The explosive return to the plank position is followed by immediately jumping the feet forward toward the hands, landing back in the deep squat position. The final step is the explosive vertical jump, driving through the heels to propel the body upward while reaching the arms overhead. Absorb the impact by bending the knees and hips, returning the body to the initial standing position to begin the next repetition.

Scaling Options and Common Burpee Modifications

Because the standard burpee demands high cardiovascular endurance and muscular strength, many effective modifications exist for different fitness levels or training goals. One common adaptation is the “half burpee” or “up-down,” which completely removes the push-up and the final jump. In this modification, the movement stops at the plank position before immediately jumping the feet back into the squat, making it a faster-paced, less demanding option.

For individuals who require a lower-impact movement, the jump-back and jump-forward phases can be replaced by stepping one foot at a time into and out of the plank position. This modification reduces the strain on the joints and lowers the intensity, which is beneficial for managing fatigue or joint discomfort. The push-up itself can also be scaled by performing it with the hands elevated on a stable surface, such as a box or bench, or by dropping the knees to the floor during the push-up phase.

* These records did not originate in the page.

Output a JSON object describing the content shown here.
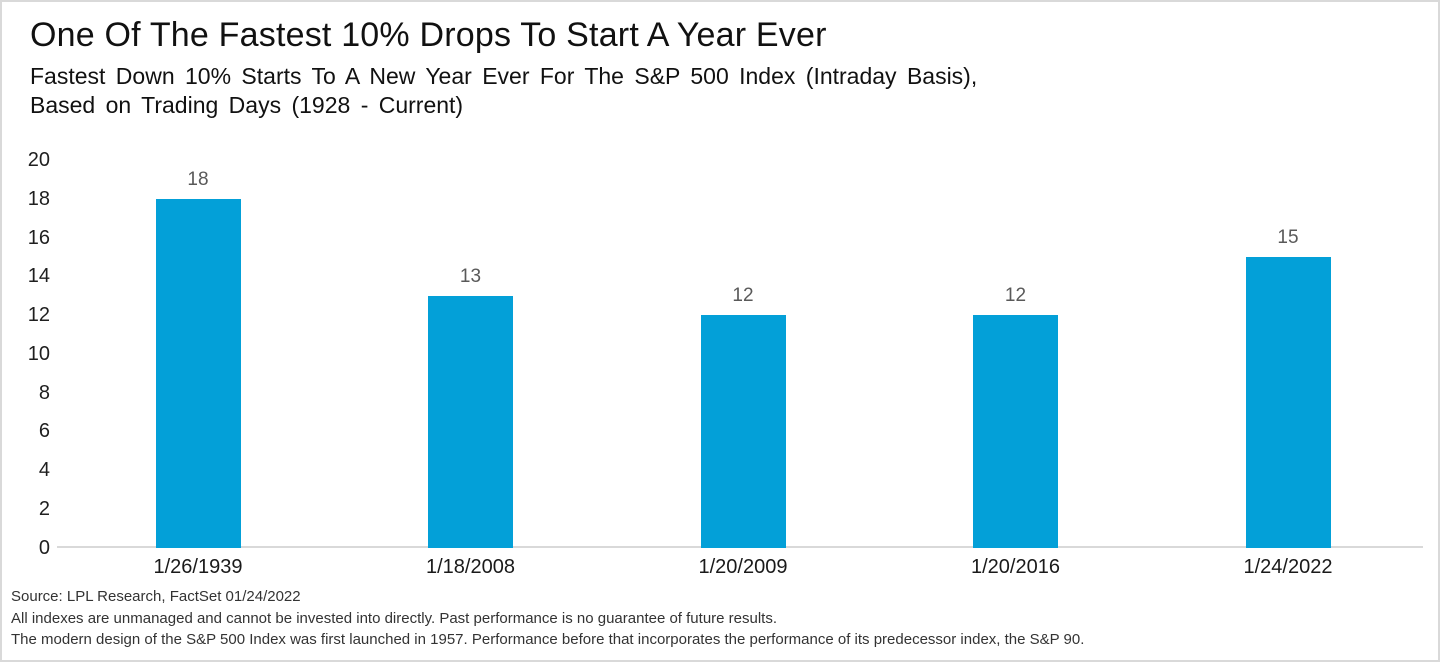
{
  "header": {
    "title": "One Of The Fastest 10% Drops To Start A Year Ever",
    "subtitle_line1": "Fastest Down 10% Starts To A New Year Ever For The S&P 500 Index (Intraday Basis),",
    "subtitle_line2": "Based on Trading Days (1928 - Current)"
  },
  "chart_data": {
    "type": "bar",
    "title": "One Of The Fastest 10% Drops To Start A Year Ever",
    "subtitle": "Fastest Down 10% Starts To A New Year Ever For The S&P 500 Index (Intraday Basis), Based on Trading Days (1928 - Current)",
    "categories": [
      "1/26/1939",
      "1/18/2008",
      "1/20/2009",
      "1/20/2016",
      "1/24/2022"
    ],
    "values": [
      18,
      13,
      12,
      12,
      15
    ],
    "xlabel": "",
    "ylabel": "",
    "ylim": [
      0,
      20
    ],
    "ytick_step": 2,
    "grid": false,
    "legend_position": "none",
    "data_labels": true
  },
  "colors": {
    "bar": "#03A0D8",
    "axis_line": "#D9D9D9",
    "tick_label": "#1F1F1F",
    "value_label": "#595959",
    "title_text": "#111111",
    "footer_text": "#333333",
    "frame_border": "#D9D9D9",
    "background": "#FFFFFF"
  },
  "footer": {
    "lines": [
      "Source: LPL Research, FactSet 01/24/2022",
      "All indexes are unmanaged and cannot be invested into directly. Past performance is no guarantee of future results.",
      "The modern design of the S&P 500 Index was first launched in 1957. Performance before that incorporates the performance of its predecessor index, the S&P 90."
    ]
  }
}
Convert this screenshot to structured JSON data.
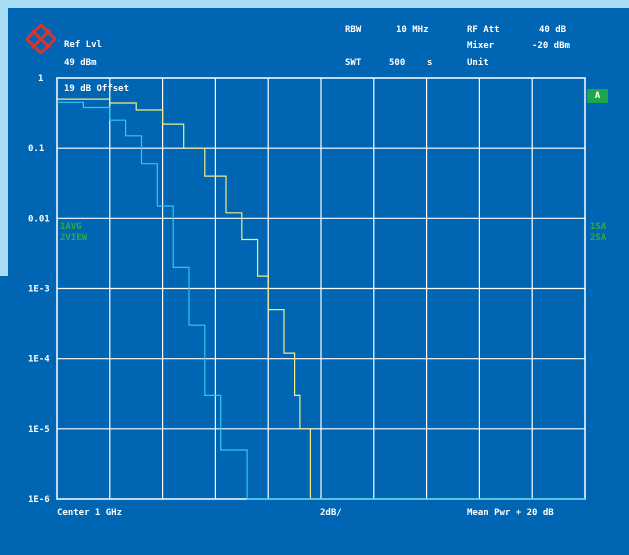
{
  "header": {
    "ref_lvl_label": "Ref Lvl",
    "ref_lvl_value": "49 dBm",
    "rbw_label": "RBW",
    "rbw_value": "10 MHz",
    "swt_label": "SWT",
    "swt_value": "500",
    "swt_unit": "s",
    "rf_att_label": "RF Att",
    "rf_att_value": "40 dB",
    "mixer_label": "Mixer",
    "mixer_value": "-20 dBm",
    "unit_label": "Unit"
  },
  "offset_label": "19 dB Offset",
  "trace_badge": "A",
  "left_trace_labels": [
    "1AVG",
    "2VIEW"
  ],
  "right_trace_labels": [
    "1SA",
    "2SA"
  ],
  "footer": {
    "center": "Center 1 GHz",
    "scale": "2dB/",
    "mean_pwr": "Mean Pwr + 20 dB"
  },
  "colors": {
    "background": "#0066b3",
    "grid": "#ffffff",
    "trace1": "#f4ec84",
    "trace2": "#33c6ee",
    "label_green": "#2ea84a"
  },
  "chart_data": {
    "type": "line",
    "y_scale": "log",
    "ylim": [
      1e-06,
      1
    ],
    "y_tick_labels": [
      "1",
      "0.1",
      "0.01",
      "1E-3",
      "1E-4",
      "1E-5",
      "1E-6"
    ],
    "x_divisions": 10,
    "x_unit_label": "2dB/",
    "xlim": [
      0,
      20
    ],
    "series": [
      {
        "name": "1AVG",
        "color": "#f4ec84",
        "x": [
          0,
          2,
          3,
          4,
          4.8,
          5.6,
          6.4,
          7,
          7.6,
          8,
          8.6,
          9,
          9.2,
          9.6,
          20
        ],
        "y": [
          0.5,
          0.44,
          0.35,
          0.22,
          0.1,
          0.04,
          0.012,
          0.005,
          0.0015,
          0.0005,
          0.00012,
          3e-05,
          1e-05,
          1e-06,
          1e-06
        ]
      },
      {
        "name": "2VIEW",
        "color": "#33c6ee",
        "x": [
          0,
          1,
          2,
          2.6,
          3.2,
          3.8,
          4.4,
          5,
          5.6,
          6.2,
          7.2,
          20
        ],
        "y": [
          0.45,
          0.38,
          0.25,
          0.15,
          0.06,
          0.015,
          0.002,
          0.0003,
          3e-05,
          5e-06,
          1e-06,
          1e-06
        ]
      }
    ]
  }
}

Full Body Muscle Engagement

The inclusion of the push-up provides a distinct advantage by substantially increasing the upper body strength and conditioning benefits of the exercise. Without the push-up, the burpee is primarily a cardio and lower body exercise, engaging major muscle groups like the quadriceps, hamstrings, and glutes during the squat and jump phases. The core muscles, including the rectus abdominis and obliques, are constantly working to stabilize the spine during the transition into the plank.

The push-up component specifically recruits the chest muscles (pectorals) as the primary movers for lowering and raising the torso. The triceps function as synergists, extending the elbow to complete the push back up to the plank. Also, the anterior deltoids (the front part of the shoulder muscles) are heavily engaged both in supporting the body weight in the plank and in assisting the chest and triceps during the pressing motion, making the full burpee a compound, total-body effort.